Shortly after The Punisher opens, thugs hired by overacting Tampa gang lord John Travolta turn a family reunion into the bloodiest social gathering since Guns N' Roses' "November Rain" video. Robbing recently retired undercover FBI officer Frank Castle (Thomas Jane) of his wife, child, father (an apparently eager-to-work Roy Scheider), and a handful of aunts, uncles, and cousins, Travolta's otherwise-thorough henchmen only stop short of making sure that the man himself has died. When he resurfaces, Jane returns to Tampa to exact revenge.
And that's the movie, a revenge scenario so simple it could have been created on a playground. In the right hands, it might have worked: John Woo could have turned it into a bullet-drenched melodrama, some kind of crazy variation on In The Bedroom. With Kill Bill, Quentin Tarantino turns a similar scenario into a meditation on honor, justice, and a century of different styles of cinematic violence. Sadly, The Punisher is about little more than bullets hitting bone, and how good it might feel to be on the right end of a gun.

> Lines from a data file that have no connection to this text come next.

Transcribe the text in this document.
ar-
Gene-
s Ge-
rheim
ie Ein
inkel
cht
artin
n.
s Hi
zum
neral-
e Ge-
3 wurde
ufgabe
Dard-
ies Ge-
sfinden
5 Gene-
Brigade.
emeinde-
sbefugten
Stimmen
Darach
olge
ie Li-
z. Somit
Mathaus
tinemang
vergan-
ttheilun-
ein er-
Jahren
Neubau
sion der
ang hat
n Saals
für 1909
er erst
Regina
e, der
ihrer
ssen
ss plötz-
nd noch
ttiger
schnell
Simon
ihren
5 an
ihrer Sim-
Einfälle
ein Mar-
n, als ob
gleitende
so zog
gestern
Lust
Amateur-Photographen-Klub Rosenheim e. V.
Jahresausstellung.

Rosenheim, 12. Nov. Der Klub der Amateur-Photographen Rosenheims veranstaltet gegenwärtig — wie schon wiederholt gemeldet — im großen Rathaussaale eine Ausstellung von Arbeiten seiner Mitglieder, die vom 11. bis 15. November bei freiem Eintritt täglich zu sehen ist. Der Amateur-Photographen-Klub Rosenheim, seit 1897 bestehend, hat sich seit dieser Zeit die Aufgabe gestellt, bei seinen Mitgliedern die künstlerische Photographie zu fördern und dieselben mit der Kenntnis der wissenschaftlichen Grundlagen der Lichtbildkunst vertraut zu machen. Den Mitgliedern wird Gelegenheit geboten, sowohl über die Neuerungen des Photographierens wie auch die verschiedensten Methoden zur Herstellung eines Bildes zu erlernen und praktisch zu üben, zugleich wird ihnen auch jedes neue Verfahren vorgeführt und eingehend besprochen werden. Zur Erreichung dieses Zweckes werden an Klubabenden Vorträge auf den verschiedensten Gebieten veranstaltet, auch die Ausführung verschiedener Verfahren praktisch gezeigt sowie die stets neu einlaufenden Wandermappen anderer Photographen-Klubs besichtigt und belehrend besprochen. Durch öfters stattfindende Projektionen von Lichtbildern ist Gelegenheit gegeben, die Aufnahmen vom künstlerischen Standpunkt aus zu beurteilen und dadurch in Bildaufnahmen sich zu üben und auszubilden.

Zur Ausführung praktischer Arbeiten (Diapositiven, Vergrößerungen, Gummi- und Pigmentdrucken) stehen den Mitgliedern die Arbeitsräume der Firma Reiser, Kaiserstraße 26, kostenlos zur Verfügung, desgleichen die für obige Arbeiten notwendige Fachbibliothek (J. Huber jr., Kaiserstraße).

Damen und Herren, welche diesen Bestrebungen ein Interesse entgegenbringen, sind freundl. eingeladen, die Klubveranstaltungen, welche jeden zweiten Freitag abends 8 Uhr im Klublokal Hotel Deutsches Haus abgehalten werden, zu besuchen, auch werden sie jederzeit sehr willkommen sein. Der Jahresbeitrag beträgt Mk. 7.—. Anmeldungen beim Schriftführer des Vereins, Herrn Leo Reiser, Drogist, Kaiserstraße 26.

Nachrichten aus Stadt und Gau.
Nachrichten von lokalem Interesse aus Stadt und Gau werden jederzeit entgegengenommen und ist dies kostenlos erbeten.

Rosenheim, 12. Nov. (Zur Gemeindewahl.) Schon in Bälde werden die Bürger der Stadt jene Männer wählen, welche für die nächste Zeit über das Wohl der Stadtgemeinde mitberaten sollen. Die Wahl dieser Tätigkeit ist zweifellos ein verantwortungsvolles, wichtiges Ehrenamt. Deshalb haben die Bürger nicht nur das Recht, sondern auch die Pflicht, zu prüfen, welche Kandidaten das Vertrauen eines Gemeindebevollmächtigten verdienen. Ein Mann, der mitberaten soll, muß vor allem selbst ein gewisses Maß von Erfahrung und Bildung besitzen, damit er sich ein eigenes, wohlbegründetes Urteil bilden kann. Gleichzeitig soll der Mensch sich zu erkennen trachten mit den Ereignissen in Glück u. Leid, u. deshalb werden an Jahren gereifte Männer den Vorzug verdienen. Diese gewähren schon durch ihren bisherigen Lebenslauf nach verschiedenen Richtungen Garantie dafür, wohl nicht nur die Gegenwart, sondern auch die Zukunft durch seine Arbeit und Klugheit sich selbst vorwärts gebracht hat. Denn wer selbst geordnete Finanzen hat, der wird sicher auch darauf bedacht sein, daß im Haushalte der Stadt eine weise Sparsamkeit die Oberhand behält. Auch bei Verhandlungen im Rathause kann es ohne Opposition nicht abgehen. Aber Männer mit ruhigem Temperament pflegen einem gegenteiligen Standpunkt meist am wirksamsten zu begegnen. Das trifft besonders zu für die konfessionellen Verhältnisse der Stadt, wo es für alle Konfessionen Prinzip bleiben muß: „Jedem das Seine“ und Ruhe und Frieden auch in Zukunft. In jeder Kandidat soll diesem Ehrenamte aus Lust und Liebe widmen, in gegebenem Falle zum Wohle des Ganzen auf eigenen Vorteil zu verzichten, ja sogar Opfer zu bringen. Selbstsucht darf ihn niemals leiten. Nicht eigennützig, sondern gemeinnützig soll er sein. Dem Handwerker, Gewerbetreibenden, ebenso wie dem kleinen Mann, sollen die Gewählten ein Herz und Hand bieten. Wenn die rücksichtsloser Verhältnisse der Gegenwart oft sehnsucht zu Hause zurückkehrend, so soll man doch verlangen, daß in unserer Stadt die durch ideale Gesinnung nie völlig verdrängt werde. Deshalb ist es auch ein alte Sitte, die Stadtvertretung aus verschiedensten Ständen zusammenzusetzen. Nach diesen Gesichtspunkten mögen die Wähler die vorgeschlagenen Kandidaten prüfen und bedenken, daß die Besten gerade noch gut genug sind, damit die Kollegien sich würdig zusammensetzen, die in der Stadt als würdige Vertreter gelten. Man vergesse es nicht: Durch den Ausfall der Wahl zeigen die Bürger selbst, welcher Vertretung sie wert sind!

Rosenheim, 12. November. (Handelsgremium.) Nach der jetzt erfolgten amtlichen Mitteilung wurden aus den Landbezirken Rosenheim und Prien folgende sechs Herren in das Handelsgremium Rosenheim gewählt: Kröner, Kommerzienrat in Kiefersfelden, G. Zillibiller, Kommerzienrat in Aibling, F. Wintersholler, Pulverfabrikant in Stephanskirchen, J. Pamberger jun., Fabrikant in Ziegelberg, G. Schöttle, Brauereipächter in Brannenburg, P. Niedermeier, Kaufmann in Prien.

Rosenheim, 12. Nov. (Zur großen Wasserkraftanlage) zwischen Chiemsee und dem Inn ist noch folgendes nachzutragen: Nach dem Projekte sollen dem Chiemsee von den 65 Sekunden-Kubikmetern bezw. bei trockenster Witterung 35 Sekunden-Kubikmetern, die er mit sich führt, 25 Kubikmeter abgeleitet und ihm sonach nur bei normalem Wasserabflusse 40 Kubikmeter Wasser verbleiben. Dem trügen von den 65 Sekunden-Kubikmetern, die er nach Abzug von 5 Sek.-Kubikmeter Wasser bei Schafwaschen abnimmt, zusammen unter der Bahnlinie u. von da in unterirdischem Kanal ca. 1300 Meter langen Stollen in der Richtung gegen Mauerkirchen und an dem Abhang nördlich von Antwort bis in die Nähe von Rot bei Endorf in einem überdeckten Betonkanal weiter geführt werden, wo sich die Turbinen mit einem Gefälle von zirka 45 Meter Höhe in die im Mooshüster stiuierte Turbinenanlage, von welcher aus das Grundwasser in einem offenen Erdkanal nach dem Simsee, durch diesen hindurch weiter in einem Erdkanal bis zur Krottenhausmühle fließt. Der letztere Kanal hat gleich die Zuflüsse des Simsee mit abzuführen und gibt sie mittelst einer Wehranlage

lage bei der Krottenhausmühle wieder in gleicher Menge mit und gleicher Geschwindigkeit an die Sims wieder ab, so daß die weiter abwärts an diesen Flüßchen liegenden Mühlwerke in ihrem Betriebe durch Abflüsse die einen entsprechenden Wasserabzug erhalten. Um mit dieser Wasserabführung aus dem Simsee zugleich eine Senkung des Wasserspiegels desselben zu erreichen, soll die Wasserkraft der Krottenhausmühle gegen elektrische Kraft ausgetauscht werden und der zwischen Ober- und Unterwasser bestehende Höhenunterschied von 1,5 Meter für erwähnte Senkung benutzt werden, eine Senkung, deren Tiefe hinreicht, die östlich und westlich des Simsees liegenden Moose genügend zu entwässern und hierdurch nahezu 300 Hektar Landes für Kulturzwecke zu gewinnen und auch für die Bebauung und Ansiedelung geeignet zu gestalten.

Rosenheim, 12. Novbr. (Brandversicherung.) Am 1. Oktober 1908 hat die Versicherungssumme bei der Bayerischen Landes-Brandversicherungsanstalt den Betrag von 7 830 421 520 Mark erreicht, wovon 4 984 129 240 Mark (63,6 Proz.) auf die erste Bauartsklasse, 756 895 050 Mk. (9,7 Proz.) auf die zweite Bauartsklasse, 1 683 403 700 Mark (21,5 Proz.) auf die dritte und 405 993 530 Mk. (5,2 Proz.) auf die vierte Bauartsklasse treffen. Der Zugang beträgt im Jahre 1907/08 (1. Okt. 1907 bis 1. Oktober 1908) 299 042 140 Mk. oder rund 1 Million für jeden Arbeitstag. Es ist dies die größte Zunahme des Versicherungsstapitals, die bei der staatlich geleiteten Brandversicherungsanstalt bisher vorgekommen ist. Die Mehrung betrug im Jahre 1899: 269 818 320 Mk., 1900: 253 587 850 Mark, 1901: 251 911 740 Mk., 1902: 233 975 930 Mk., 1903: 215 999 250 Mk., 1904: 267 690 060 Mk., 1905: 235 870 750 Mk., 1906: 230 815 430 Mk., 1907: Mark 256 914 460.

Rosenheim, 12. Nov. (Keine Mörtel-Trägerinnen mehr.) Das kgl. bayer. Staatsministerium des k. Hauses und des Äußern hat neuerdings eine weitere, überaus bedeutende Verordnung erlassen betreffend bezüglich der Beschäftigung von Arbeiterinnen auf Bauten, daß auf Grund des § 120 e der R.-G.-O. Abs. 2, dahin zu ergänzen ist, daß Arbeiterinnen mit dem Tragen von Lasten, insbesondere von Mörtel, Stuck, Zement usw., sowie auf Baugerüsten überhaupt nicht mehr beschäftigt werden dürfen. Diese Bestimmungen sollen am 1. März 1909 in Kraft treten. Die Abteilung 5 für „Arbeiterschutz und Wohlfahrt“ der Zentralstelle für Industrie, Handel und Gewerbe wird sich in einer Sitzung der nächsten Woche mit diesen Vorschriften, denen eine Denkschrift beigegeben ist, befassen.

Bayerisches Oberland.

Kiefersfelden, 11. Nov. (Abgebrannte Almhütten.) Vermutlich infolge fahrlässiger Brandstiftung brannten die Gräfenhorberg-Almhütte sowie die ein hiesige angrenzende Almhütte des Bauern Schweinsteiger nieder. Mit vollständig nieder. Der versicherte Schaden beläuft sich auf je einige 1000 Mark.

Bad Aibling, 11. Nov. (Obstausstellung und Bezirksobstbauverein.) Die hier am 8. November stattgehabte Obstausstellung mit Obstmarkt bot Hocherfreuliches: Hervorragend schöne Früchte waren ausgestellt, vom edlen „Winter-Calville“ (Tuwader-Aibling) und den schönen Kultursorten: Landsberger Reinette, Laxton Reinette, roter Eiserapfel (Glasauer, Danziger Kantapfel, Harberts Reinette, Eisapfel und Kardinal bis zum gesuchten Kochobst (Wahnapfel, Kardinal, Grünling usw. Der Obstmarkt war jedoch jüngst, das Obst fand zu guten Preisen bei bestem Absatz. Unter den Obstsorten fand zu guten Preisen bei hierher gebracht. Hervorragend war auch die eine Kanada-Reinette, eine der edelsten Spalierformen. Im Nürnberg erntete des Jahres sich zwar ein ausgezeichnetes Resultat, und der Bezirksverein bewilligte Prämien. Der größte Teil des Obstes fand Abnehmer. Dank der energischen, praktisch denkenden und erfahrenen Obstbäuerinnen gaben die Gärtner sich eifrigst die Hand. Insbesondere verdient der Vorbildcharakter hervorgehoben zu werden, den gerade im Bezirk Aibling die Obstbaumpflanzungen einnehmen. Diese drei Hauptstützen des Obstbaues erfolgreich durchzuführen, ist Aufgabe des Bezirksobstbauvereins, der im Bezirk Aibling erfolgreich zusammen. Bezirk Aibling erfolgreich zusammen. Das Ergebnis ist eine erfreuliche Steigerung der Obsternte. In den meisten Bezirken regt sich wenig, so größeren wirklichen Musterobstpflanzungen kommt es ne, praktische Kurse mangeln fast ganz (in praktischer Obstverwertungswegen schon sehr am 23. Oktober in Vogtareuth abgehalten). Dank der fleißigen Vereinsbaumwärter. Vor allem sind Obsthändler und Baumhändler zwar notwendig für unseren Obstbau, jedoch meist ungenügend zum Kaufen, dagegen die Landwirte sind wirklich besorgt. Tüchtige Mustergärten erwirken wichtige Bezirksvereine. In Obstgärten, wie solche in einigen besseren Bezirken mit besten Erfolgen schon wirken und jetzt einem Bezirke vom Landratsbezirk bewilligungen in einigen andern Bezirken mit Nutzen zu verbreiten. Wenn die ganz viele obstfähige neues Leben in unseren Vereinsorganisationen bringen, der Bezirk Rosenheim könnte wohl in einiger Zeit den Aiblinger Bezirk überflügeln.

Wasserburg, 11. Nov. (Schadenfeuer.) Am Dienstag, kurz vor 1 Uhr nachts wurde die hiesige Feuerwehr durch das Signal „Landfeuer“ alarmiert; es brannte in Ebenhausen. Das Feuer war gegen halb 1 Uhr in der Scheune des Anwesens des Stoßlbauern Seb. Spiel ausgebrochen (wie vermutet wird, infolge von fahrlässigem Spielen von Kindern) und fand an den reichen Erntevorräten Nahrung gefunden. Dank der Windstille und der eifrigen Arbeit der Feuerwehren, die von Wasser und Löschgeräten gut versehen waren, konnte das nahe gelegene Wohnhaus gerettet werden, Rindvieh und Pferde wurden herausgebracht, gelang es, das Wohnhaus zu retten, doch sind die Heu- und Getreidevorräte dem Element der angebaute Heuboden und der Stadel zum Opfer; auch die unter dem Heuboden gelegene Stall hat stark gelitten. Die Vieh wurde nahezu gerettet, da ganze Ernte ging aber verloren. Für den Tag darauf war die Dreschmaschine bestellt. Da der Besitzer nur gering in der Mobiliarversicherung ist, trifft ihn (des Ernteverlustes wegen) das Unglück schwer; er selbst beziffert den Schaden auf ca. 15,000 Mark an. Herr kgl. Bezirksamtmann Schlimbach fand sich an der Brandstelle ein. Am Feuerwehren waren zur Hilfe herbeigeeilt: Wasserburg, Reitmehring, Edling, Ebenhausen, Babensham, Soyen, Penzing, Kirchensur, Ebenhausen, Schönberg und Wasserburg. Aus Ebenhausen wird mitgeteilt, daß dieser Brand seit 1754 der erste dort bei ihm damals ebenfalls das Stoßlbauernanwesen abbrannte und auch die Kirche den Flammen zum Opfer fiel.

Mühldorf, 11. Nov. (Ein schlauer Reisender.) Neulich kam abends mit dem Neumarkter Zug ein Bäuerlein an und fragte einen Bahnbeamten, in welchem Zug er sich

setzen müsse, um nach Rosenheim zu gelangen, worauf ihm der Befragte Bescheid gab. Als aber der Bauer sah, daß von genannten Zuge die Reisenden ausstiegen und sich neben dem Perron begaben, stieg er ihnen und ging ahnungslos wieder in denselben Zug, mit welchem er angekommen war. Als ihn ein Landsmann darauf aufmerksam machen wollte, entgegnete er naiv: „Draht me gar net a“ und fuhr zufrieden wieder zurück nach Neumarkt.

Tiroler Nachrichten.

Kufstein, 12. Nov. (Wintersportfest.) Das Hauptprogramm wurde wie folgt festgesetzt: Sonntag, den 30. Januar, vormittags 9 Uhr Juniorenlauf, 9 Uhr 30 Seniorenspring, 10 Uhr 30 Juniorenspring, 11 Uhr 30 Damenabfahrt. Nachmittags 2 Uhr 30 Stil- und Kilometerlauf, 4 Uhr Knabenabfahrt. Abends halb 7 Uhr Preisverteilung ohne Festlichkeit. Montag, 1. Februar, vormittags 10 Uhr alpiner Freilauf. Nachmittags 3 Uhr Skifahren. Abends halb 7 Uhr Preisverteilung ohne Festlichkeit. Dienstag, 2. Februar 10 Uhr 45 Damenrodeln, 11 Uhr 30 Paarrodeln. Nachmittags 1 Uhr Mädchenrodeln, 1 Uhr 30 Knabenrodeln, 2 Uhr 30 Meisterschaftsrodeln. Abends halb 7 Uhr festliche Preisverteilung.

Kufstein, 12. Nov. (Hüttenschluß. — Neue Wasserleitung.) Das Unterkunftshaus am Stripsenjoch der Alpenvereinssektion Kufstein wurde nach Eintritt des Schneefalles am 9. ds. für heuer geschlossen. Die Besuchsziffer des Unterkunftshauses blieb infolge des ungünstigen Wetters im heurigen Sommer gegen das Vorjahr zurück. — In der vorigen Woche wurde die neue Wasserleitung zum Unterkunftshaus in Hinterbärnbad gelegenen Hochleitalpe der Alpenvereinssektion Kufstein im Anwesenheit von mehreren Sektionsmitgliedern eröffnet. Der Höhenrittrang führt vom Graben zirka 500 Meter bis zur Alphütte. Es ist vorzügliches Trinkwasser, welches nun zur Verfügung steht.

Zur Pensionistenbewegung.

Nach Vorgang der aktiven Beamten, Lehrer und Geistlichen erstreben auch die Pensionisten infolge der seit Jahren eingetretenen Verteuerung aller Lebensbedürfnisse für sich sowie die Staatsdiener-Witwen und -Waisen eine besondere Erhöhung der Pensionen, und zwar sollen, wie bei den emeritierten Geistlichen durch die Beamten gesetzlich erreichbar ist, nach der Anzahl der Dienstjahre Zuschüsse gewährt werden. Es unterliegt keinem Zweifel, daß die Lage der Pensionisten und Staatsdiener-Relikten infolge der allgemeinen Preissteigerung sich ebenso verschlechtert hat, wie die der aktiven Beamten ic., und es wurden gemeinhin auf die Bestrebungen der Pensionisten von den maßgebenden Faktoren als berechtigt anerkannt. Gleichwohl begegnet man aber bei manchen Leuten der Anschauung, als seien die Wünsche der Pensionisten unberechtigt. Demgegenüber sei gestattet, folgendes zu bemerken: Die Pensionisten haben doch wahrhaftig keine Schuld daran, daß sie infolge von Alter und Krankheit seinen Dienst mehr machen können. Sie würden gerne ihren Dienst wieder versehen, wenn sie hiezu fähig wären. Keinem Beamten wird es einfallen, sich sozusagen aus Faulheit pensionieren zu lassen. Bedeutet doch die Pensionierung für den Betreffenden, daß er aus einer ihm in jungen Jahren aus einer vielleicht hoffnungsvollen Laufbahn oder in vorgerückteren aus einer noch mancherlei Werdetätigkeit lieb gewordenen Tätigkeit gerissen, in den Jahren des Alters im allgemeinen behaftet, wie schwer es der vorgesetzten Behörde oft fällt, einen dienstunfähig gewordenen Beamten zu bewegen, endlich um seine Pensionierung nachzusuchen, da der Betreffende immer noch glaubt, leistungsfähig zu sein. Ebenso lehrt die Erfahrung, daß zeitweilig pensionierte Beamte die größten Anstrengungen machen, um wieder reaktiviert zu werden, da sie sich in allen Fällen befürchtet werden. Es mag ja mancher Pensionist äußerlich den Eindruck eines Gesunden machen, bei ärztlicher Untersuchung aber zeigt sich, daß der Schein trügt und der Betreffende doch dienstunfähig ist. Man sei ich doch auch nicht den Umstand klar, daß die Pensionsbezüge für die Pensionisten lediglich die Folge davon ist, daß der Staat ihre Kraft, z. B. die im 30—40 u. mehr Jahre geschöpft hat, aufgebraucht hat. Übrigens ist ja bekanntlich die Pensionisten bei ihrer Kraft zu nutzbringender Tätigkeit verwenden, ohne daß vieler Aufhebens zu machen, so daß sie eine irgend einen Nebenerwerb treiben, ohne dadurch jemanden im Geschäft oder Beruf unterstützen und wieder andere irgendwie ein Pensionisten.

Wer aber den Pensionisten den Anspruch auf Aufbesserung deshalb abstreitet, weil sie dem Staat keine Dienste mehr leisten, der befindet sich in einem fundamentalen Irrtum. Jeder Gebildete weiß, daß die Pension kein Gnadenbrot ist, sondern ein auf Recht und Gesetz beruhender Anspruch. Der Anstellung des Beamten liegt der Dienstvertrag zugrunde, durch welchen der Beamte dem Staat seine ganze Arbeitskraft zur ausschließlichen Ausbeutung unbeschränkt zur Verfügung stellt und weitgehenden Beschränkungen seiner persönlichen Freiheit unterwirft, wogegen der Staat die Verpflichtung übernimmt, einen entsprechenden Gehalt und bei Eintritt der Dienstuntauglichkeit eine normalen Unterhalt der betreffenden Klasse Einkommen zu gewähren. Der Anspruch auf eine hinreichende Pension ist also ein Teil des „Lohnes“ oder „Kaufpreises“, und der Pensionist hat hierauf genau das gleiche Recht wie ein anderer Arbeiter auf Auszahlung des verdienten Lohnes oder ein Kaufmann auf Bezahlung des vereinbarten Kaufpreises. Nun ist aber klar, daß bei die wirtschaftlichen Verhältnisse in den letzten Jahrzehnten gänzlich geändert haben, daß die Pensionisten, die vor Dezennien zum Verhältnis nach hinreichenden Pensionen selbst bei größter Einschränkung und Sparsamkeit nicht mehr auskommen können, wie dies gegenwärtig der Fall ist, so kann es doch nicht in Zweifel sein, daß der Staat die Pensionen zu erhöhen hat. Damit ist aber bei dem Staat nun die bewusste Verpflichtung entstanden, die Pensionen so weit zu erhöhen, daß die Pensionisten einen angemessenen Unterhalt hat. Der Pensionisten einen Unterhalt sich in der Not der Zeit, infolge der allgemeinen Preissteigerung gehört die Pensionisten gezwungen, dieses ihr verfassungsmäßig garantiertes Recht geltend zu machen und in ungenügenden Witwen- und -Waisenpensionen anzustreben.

Armageddon screenwriter turned first-time director Jonathan Hensleigh displays a lot of enthusiasm for stormy lighting, as well as a fashion photographer's skill at putting his actors in memorable poses, but the whole show is watching Jane mow down the bad guys, taking the occasional breather to hang out with new friends Rebecca Romijn-Stamos and her misfit hangers-on, and to drown his sorrows in a bottle of Wild Turkey. (The brand is featured so prominently that it must be product placement, but is "the drink of choice for bloodthirsty gunmen" a desirable tagline?) There's not even a hint of suspense over the outcome; Jane is portrayed as such an unstoppable machine that only professional wrestler Kevin Nash is made to look like a formidable adversary.
The Punisher has one inspired sequence. Wearing a teardrop tattoo, a Memphis hit man serenades Jane before attempting to kill him. The scene lasts about a minute. The movie goes on much longer.